"You'd think there would be laws protecting you from a bullet going this far."
"If someone had been standing in a different place, who knows what would've happened. I'm frustrated, outraged."
Call me a conspiracy theorist but...
Who else thinks this may be a crock of $hit. I could just imagine the day care center being pissed off that two guys are walking around the woods with shotguns and wait for the perfect moment. The hunter takes the deer. Meanwhile, someone at the daycare center places a shotgun pellet on the window ledge and breaks the window and calls the cops. Just a theory.
I can't imagine a shotgun pellet breaks the glass and lands on the window ledge. Aren't the chances that it will either fall off of the ledge or continue through the glass? Something smells fishy here and there is no real way to prove otherwise. Unless of course the shot laying on the window doesn't match the shot the hunter was using.
The deer was hit as the article reads, so this is why the slug did not have much energy left. It was a fluke IMO and they may not have even been shooting in the direction of the building. It is possible that a bone deflected the slug at an angle, or after passing through the deer the slug ricocheted off something on the ground and went at an angle towards the building.A search by patrol of the area behind the facility revealed that two hunters had shot a deer several hundred yards away, and that a bullet shot at the deer traveled on and struck the window.
Myth Busters did a thing on the portrayal in movies of escaping being shot by diving under the water, and they did a test on several different guns to see what would happen as the bullets penetrated the water. If I remember correctly, the faster the rifle bullet was, the faster it exploded when it hit the water - even a .50 cal didn't penetrate very far.And to think, a lot of counties went to shotgun/slug only because they thought modern rifle bullets would ricochet too far. I have played around with slugs, and for the most part, a brenneke or sabot slug and some foster slugs will remain intact and bounce off the ground or any obstacle for quite a distance, where a fast rifle bullet either breaks up, or digs into the ground/obstacle rendering it harmless in most cases.

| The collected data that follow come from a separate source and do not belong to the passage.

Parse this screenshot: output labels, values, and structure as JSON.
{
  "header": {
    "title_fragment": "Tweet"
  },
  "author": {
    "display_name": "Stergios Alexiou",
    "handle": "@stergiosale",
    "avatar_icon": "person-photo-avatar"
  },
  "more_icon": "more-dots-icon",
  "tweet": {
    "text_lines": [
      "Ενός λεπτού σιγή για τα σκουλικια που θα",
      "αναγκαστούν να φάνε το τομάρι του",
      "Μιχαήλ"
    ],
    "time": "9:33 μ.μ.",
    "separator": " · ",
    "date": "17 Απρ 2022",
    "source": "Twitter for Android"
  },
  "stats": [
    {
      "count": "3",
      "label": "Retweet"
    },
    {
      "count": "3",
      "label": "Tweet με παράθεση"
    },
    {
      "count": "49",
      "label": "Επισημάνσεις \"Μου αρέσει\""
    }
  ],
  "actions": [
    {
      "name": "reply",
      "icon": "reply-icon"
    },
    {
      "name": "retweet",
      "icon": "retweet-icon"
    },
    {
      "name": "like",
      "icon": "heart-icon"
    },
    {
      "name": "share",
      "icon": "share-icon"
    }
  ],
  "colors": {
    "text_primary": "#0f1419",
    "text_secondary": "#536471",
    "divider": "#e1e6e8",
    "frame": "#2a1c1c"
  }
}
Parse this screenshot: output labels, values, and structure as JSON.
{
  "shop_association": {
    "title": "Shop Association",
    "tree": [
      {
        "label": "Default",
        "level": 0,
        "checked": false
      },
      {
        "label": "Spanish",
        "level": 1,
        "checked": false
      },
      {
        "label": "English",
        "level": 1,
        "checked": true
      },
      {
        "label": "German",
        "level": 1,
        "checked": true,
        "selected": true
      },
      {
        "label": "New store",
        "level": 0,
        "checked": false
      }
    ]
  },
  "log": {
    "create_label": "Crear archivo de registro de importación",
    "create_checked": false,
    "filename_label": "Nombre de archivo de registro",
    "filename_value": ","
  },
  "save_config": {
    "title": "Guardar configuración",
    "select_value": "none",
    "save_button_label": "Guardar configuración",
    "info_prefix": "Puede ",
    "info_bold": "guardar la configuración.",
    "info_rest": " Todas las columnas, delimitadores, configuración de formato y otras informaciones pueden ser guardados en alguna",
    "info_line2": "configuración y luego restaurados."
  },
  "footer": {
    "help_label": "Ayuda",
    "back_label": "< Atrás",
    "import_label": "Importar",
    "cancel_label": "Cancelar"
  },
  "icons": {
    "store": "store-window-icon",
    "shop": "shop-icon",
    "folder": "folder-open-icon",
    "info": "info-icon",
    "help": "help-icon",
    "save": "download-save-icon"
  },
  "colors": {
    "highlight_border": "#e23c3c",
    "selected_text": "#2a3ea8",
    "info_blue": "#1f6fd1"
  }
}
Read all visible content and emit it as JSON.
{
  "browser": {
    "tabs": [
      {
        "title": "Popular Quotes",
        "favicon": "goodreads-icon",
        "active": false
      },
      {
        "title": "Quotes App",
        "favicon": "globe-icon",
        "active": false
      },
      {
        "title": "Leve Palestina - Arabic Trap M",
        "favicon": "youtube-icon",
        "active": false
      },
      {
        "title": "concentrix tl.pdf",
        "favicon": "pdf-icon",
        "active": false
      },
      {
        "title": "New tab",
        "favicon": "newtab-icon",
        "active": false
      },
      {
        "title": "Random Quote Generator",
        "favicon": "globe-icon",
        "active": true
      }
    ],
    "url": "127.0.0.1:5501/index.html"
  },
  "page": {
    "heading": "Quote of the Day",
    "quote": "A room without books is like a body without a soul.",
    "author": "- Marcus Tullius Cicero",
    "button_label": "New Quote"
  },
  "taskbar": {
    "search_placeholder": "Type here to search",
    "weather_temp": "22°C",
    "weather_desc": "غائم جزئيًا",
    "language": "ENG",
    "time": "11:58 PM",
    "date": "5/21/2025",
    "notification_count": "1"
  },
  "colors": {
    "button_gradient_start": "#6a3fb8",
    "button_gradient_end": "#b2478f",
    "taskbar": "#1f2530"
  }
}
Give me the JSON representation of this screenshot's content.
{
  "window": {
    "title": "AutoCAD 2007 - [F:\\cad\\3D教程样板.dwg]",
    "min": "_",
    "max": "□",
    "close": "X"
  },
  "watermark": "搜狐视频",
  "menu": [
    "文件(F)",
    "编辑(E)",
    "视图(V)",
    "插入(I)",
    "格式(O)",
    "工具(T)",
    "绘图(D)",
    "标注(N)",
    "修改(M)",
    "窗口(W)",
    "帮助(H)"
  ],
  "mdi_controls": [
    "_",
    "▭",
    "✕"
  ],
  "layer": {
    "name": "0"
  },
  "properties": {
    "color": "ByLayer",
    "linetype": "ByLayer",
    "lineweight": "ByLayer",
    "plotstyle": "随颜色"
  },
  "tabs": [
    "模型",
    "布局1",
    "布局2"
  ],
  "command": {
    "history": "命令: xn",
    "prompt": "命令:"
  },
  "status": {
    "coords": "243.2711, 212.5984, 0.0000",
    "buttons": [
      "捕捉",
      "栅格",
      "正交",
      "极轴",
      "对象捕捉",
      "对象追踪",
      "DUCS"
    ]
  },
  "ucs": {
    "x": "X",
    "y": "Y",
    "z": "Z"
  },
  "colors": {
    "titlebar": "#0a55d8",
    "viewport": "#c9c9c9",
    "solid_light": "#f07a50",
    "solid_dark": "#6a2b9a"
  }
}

Myth Busters did a thing on the portrayal in movies of escaping being shot by diving under the water, and they did a test on several different guns to see what would happen as the bullets penetrated the water. If I remember correctly, the faster the rifle bullet was, the faster it exploded when it hit the water - even a .50 cal didn't penetrate very far.
Exactly - they found that the slower slug and handgun bullets did a much better job of penetrating the water than the high powered rifle bullets. However, that was at point blank range in water - simple physics will tell you that slower bullets are going to lose energy faster at distance moving through the air and that this was a non-issue that was less life threatening than (as someone else mentioned) it had been a house on a golf course that had a window busted out by a golf ball.Yup, and the slug completely penetrated the 12' water tank with 1' thick block of ballistics gel in the middle, bounced off the bottom, penetrated the block again on the way back up, and was found intact, resting on top of the block, of course after splitting the plexiglass they made the tank out of from the hydrostatic shock.
After that, they went to the pool, and all rifle bullets broke up, and didn't make it past a couple feet including the 50BMG
And to think, a lot of counties went to shotgun/slug only because they thought modern rifle bullets would ricochet too far. I have played around with slugs, and for the most part, a brenneke or sabot slug and some foster slugs will remain intact and bounce off the ground or any obstacle for quite a distance, where a fast rifle bullet either breaks up, or digs into the ground/obstacle rendering it harmless in most cases.
I have seen rocks that bust a window land just inside of it. It takes a bit of energy to bust some kinds of glass and that may have been just enough to stop the momentum especially if it hit an an angle I assume.I still think this is a bit fishy. What are the odds of a slug breaking a window and landing on the window sill? Most slugs I know would break the glass and keep going. I have never heard of a bullet of any type that hits an object and just stops. Most will either bounce off or go through the object. Not hit the object and suddenly lose momentum and drop. I am still calling foul on this one.